Egypt

Egypt court jails Israeli for two years: court sources

An Egyptian court sentenced an Israeli man to two years in prison for crossing illegally into the Sinai Peninsula, court sources told Reuters Tuesday.

Egypt said in December it had arrested the man after he slipped into the Sinai's Taba region and took photographs of security buildings.

State media at that time identified the man as 24-year-old army officer Andrei Pshenichnikov.

Israel had no comment on the case, but an official speaking on condition of anonymity denied the man held by Egypt was in the military.

Pshenichnikov's mother told Israel Radio in December that her son had completed compulsory military service and had lived in Palestinian territory in the occupied West Bank before heading to Egypt with plans to meet up with friends in Cairo.

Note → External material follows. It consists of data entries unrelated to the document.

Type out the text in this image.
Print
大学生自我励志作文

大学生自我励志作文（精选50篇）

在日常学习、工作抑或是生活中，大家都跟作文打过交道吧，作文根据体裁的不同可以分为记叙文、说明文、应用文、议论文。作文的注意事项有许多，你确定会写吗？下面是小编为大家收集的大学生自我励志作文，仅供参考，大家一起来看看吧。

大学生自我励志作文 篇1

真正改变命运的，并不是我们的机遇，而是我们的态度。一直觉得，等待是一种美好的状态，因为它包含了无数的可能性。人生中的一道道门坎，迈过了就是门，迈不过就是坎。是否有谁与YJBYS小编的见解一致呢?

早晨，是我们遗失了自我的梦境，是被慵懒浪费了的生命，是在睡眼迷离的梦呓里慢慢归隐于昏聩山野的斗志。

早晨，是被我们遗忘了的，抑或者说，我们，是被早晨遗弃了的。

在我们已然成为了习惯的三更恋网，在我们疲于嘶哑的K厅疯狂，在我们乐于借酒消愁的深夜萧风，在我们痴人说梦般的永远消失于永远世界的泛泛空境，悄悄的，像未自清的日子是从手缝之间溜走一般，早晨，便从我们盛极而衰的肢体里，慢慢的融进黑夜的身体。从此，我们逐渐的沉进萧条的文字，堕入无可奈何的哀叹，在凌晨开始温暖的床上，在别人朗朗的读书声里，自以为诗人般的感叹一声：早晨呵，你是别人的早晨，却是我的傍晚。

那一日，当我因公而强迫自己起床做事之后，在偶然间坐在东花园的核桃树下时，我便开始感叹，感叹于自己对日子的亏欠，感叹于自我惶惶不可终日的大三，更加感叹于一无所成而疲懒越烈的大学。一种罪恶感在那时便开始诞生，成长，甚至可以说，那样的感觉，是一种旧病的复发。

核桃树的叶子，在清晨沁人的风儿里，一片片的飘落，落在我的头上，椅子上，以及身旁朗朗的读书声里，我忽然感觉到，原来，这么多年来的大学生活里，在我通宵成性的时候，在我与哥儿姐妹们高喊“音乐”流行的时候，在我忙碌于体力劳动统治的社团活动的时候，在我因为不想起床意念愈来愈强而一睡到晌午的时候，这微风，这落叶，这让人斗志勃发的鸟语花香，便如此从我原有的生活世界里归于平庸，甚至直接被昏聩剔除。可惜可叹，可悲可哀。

Israeli media described him as a pro-Palestinian activist and reported that Pshenichnikov had crossed into Egypt with plans to enter the Gaza Strip, an Islamist-ruled territory off limits to Israelis, at the time of his arrest a month ago.

The ruling by the Nuweiba court in Sinai was issued Monday.

Court sources said Pshenichnikov had not given a convincing explanation for why he crossed into Egypt illegally when he could have entered as a tourist.

Sinai has suffered from lax security since Egypt's 2011 uprising, which overthrew President Hosni Mubarak. Egypt regained the peninsula, which Israel occupied during a 1967 war, after the two signed a peace deal in 1979.

Since then, the countries have maintained an uneasy peace. Their relations have been marred by recent attacks on Egyptian and Israeli border guards and several high-profile cases in which Egyptian authorities accused Israel of espionage.

Israeli tourists have continued to holiday in the Sinai, although in lower numbers since a spate of bomb attacks on resorts from 2004 to 2006.